Figure 9 shows experimental results for the proposed system. In Fig. 9(a), the captured images represent the number of views in the target viewing angle. In the proposed system the SVW size is 3.7 mm, and the number of views in the target viewing angle is 341. But the number of views from the captured images ranges from 3 to 342. Experimentally 340 views are observed, and this number is almost same as the number of expected views, 341. The error is believed to be caused by the tolerance of cutting mirrors, and misalignment. There are curved-image distortions in views 173, 258, and 342. Although the design is based on the analysis at both meridional and sagittal planes, the image is slightly distorted. It results from the reduction of the number of optical components to make the system compact. Figure 9(b) shows a cone and a cylinder. In the target viewing angle, there is a disparity between the cone and the cylinder. Here, curved distortion also occurs, which is observed along the vertical straight line of the cylinder. The brightness of the image is not even, and the intensity at the center of the content is relatively high. This is mainly because the beam from the collimator has a Gaussian profile. The aperture size of the collimator is only slightly larger than the active area of the DMD, and the brightness of the image produced by the DMD also has a Gaussian profile. The viewpoints are provided by the time-multiplexing method. Likewise, it is possible to provide colorful content. For this purpose, an optical switch for an optical fiber is recommended. The optical switch selects the desired color before light of different colors from the lasers is delivered to the collimator.

Figure 9. Experimental results. (a) Captured images of the numbered individual views according to viewing angle from 0° to 240°, and (b) captured images of a cone and a cylinder according to viewing angle, from 0° to 240°.

In this paper, we have proposed a table-ornament electronic holography display using 3f parabolic mirrors. The proposed system has four main components: a DMD, FT lens, scanning mirror, and 3f parabolic mirrors.
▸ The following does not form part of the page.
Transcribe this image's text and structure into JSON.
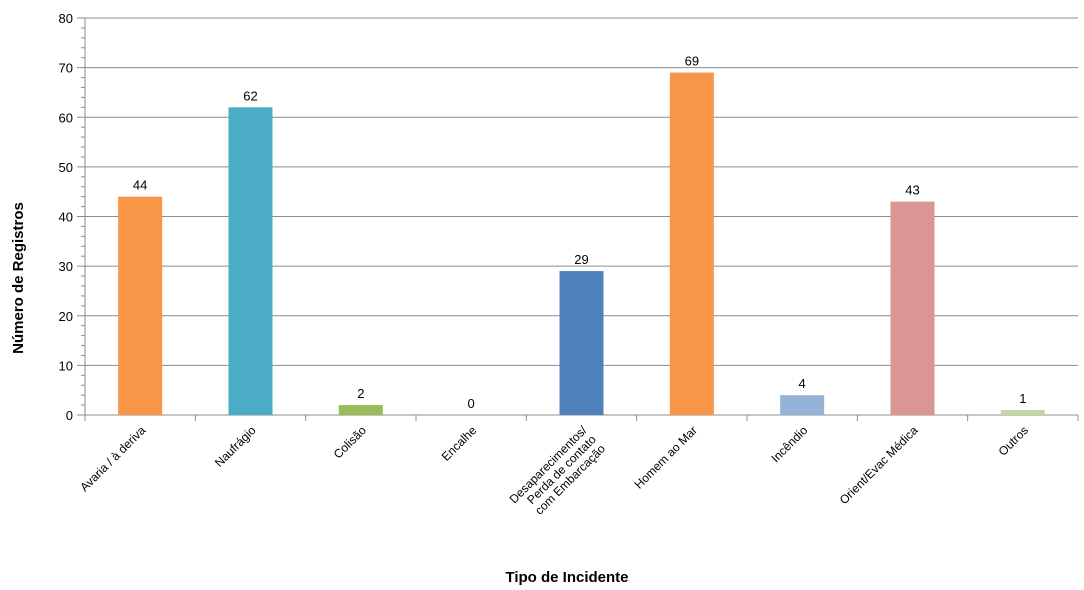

Multiview and digital holographic technologies are combined for continuous motion parallax. Consequently, the proposed system provides 340 views sequentially over a range of 240°. Moreover, the extended VZ has been analyzed with the help of the WDF to determine the appropriate number of views and the interval of the viewing window. The structure of the proposed system was analyzed in both the meridional and sagittal planes for optical design. In our system, the aperture stop is related to the viewing distance and the SVW size, and the optical scanner plays an important role in determining the optimal content. The SVW size in our system is 3.7 mm. The horizontal viewing window is increased by the time-multiplexing method, but the vertical viewing angle is narrow, which affects the viewing environment. The SVW size is determined by the Nyquist frequency; therefore, the pixel pitch of the SLM is related to the SVW size. It is possible to increase the vertical viewing angle by vertically diffusing or diffracting the information of the SLM in the horizontal-parallax-only display. We plan to increase the vertical viewing angle by using a diffraction grating in the plane of the imaginary SLM. In addition, the captured images are slightly distorted and the brightness of the image is uneven, due to nonuniform intensity from the collimator. In the future, we plan to enhance the image quality by a compensation algorithm for a computer-generated hologram.

The authors declare no conflicts of interest.

Data underlying the results presented in this paper are not publicly available at the time of publication, but may be obtained from the authors upon reasonable request.

This work was supported by a cross-ministry GigaKorea project (GK18D0100, Development of Telecommunications Terminal with Digital Holographic Table-top Display) grant funded by the Korean government (MSIT).

Korea government (MSIT) (GK18D0100).